Just Kids is one of my favorite memoirs of all time. Not only is it a fascinating portrait of artists coming of age, but it’s also an inspiring story of friendship, love and endurance. I’m so thrilled that Patti Smith will bring her unique voice to writing the scripts along with the gifted John Logan, who has been doing such a phenomenal job with Penny Dreadful for us.
In a statement Smith echoed Nevins' sentiment, showing that (thank goodness) the spirit of her memoir will definitely be alive and well in the Just Kids adaptation.
A limited series on Showtime will allow us to explore the characters more deeply, enabling us to develop stories beyond the book and allow a measure of unorthodox presentation.The medium of a television limited series offers narrative freedom and a chance to expand upon the themes of the book.

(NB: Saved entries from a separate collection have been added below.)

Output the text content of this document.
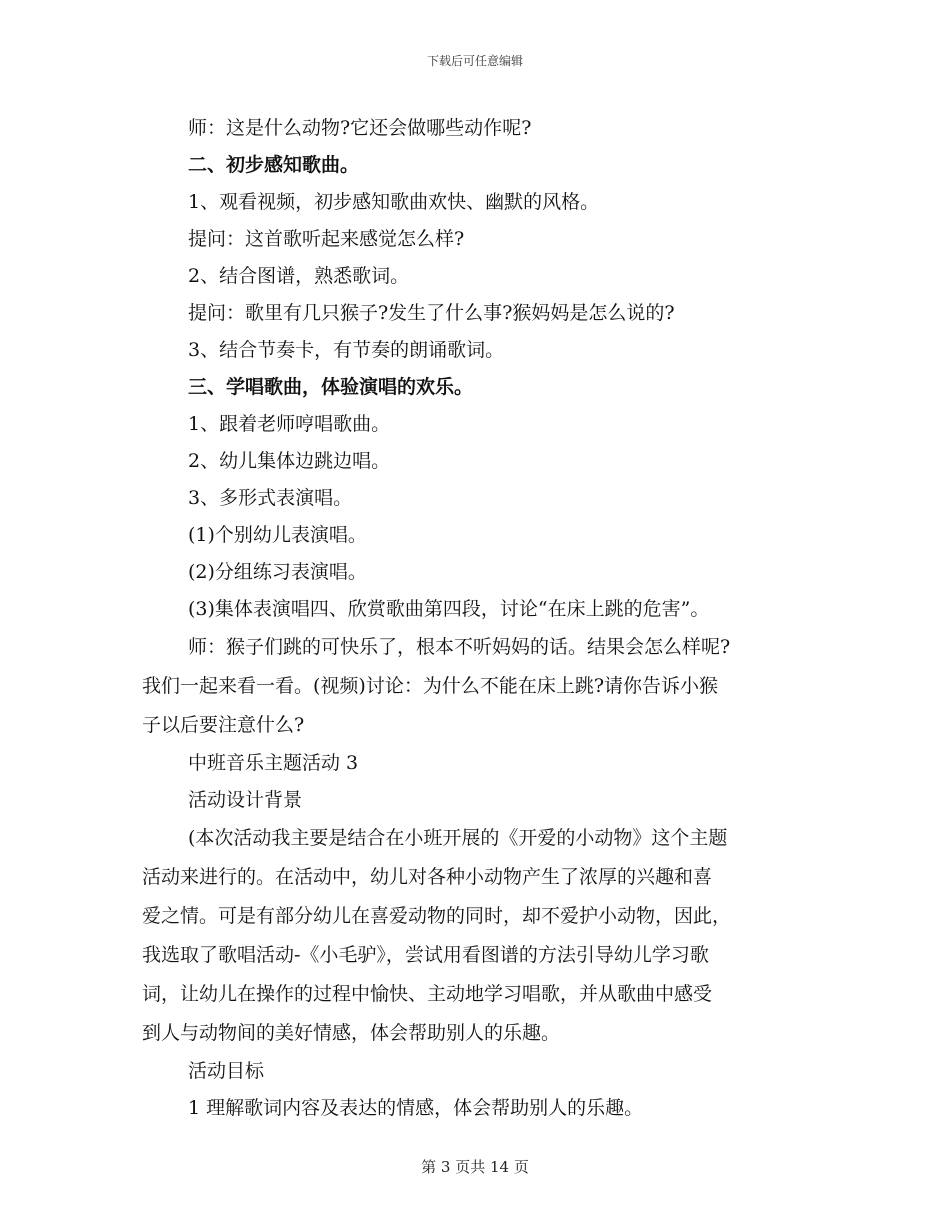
下载后可任意编辑
师：这是什么动物?它还会做哪些动作呢?
二、初步感知歌曲。
1、观看视频，初步感知歌曲欢快、幽默的风格。
提问：这首歌听起来感觉怎么样?
2、结合图谱，熟悉歌词。
提问：歌里有几只猴子?发生了什么事?猴妈妈是怎么说的?
3、结合节奏卡，有节奏的朗诵歌词。
三、学唱歌曲，体验演唱的欢乐。
1、跟着老师哼唱歌曲。
2、幼儿集体边跳边唱。
3、多形式表演唱。
(1)个别幼儿表演唱。
(2)分组练习表演唱。
(3)集体表演唱四、欣赏歌曲第四段，讨论“在床上跳的危害”。

师：猴子们跳的可快乐了，根本不听妈妈的话。结果会怎么样呢?

我们一起来看一看。(视频)讨论：为什么不能在床上跳?请你告诉小猴

子以后要注意什么?

中班音乐主题活动 3
活动设计背景

(本次活动我主要是结合在小班开展的《开爱的小动物》这个主题

活动来进行的。在活动中，幼儿对各种小动物产生了浓厚的兴趣和喜

爱之情。可是有部分幼儿在喜爱动物的同时，却不爱护小动物，因此，

我选取了歌唱活动-《小毛驴》，尝试用看图谱的方法引导幼儿学习歌

词，让幼儿在操作的过程中愉快、主动地学习唱歌，并从歌曲中感受

到人与动物间的美好情感，体会帮助别人的乐趣。

活动目标
1 理解歌词内容及表达的情感，体会帮助别人的乐趣。
第 3 页共 14 页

Smith and Logan stated that they have been working on a screenplay for Smith's first memoir since 2011, after Smith was inspired by Logan's Tony Award-winning Red on stage. Nevins also stated that Smith is a big Penny Dreadful fan.
Just Kids centers on Smith's friendship-romance with photographer Robert Mapplethorpe in the heyday of the punk rock movement in New York City. He famously shot the black-and-white album cover of Smith's Horses. Mapplethrope died from AIDs-related causes in 1989, when he was only 42.
Now the only lingering question (other than "can I watch this immediately?") is who should play the young Godmother of Punk?
I have got to put in a bid for Hailee Steinfeld, who we know has some True Grit, like Smith herself.